Yang kuyakini, mencintai itu berasal dari dua hal, menerima dan memaafkan.
Beberapa hari sebelum akhirnya balik lagi ke Jogja setelah liburan panjaaaang sekali, ayah dan ibuku memutuskan untuk liburan beberapa hari di Jogja sekalian untuk mengantarkan aku dan adikku balik ke perantauan. Kami juga mengajak oma kami (nenek ku), karena oma kami suka sekali jalan-jalan meski hanya duduk di mobil, melihat-lihat jalanan dan mengomentari apa yang ia lihat (Salah satu yang bikin kami ngga ngantuk adalah komentar oma kami yang lucu-lucu).
Kami memutuskan untuk menginap di sebuah hotel yang nggak begitu mahal, tapi juga nggak begitu murah. Ya ngga apa lah, jarang juga nginep di hotel, pikir kami saat itu.
Keesokan paginya, kami sarapan di restoran hotel. Sebagai anak kosan yang biasanya nggak sarapan karena keterbatasan waktu dan uang saku (lebih tepatnya mengalokasikan untuk hal lain :) wkwk), aku excited karena bisa makan banyak hal di sana. Apalagi setelah menjalani diet gagal selama liburan yang membuatku ngga bisa makan bubur ayam Bandung enak di Semarang, tujuan pertamaku tentu bubur ayam.
Suapan pertama, aku mensyukuri bubur ayam hangat yang enak ini. Suapan kedua aku sadar bahwa ada yang salah dengan bubur ayam ini. Bubur ayam ini keasinan banget. Asli. Tapi ya namanya Bianglala, tetep dihabisin aja. Setelah bubur ayam, aku nyobain makanan yang lain yang ternyata juga keasinan (ya kecuali roti tawar, susu, air putih, jus).
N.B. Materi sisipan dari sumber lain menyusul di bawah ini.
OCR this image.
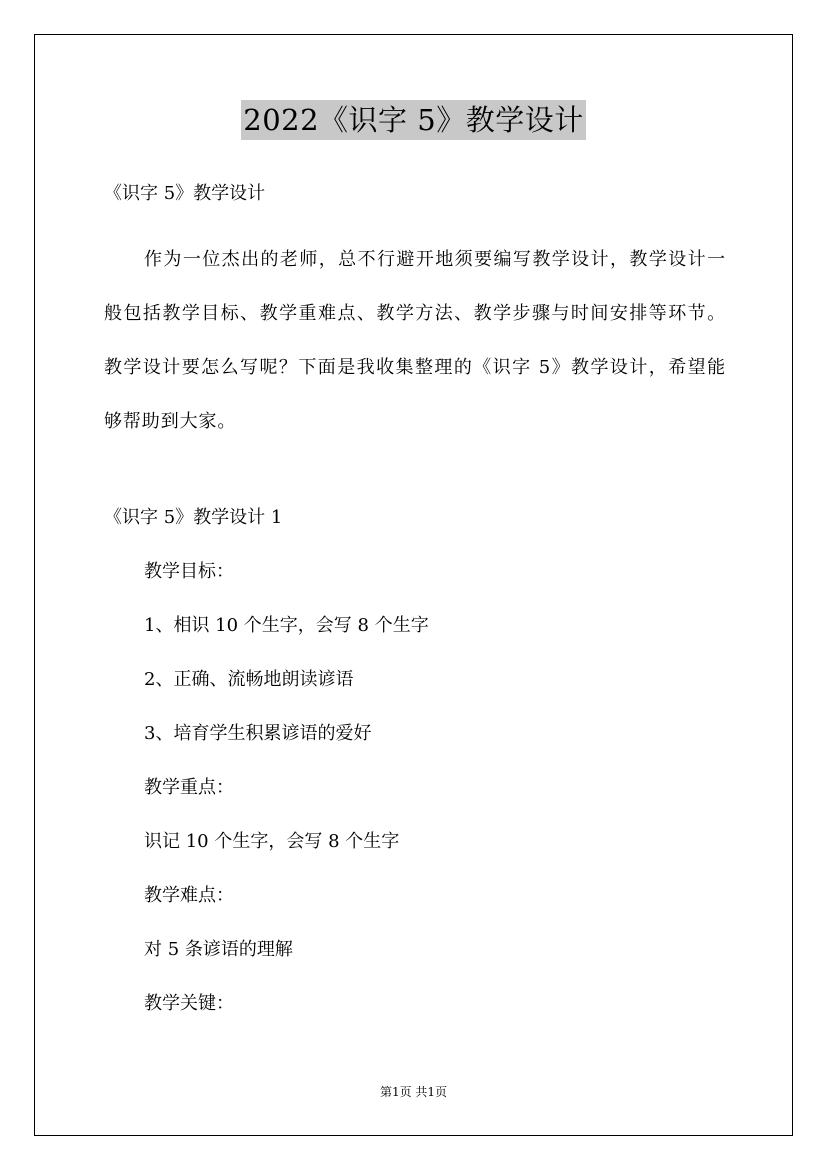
2022《识字 5》教学设计
《识字 5》教学设计
作为一位杰出的老师，总不行避开地须要编写教学设计，教学设计一般包括教学目标、教学重难点、教学方法、教学步骤与时间安排等环节。教学设计要怎么写呢？下面是我收集整理的《识字 5》教学设计，希望能够帮助到大家。
《识字 5》教学设计 1
教学目标：
1、相识 10 个生字，会写 8 个生字
2、正确、流畅地朗读谚语
3、培育学生积累谚语的爱好
教学重点：
识记 10 个生字，会写 8 个生字
教学难点：
对 5 条谚语的理解
教学关键：
第1页 共1页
Ternyata nggak cuman aku yang merasa kalo makanan ini keasinan, keluargaku pun demikian, apalagi omaku yang pinter masak, pasti baginya makanan ini banyak salahnya. Akhirnya kami bilang ke staf hotel kalo makanannya keasinan dan mereka berjanji akan make it better untuk makanan besok.
Keesokan harinya, karena udah agak kapok sama bubur ayamnya, aku makan nasi goreng. Selain bubur ayam, nasi goreng juga salah satu makanan yg kusyukuri karena aku suka nasi goreng. Suka sekali. Meski aku pernah makan nasi goreng yang jauh lebih enak daripada nasi goreng hotel ini (nasi goreng babat Pak Karmin di Semarang, kalian harus coba), aku bersyukur karena nasinya itu tipe yang kering dan nggak blenyek, terus kecapnya nggak kebanyakan, dan yang pasti karena aku udah lama sekali nggak sarapan nasi goreng (GARA GARA DIET).
Selagi aku makan, omaku dan ibuku mengomentari makanan yang tetep nggak bener ini. Aku mengakui sih, masih keasinan, masih begini, begitu, dan sebagainya. Berarti memang standar cita rasa makanan mereka segini aja levelnya.
Tapi aku dapat sesuatu dari makanan hotel ini.
Kadang ada hal yang nggak bisa kita ubah di dalam hidup. Apapun itu. Kita nggak punya kontrol yang besar untuk mengubah meski kita udah berusaha. Yang bisa kita lakukan ya hanya menerimanya dan mencari sisi baik dari hal tersebut agar kita bisa lebih bersyukur.Dari makanan hotel yang kurang enak ini aku belajar, bahwa dua cara untuk mencintai hidup yang sebenernya penuh keindahan ini adalah menerima dan mencari sisi baiknya.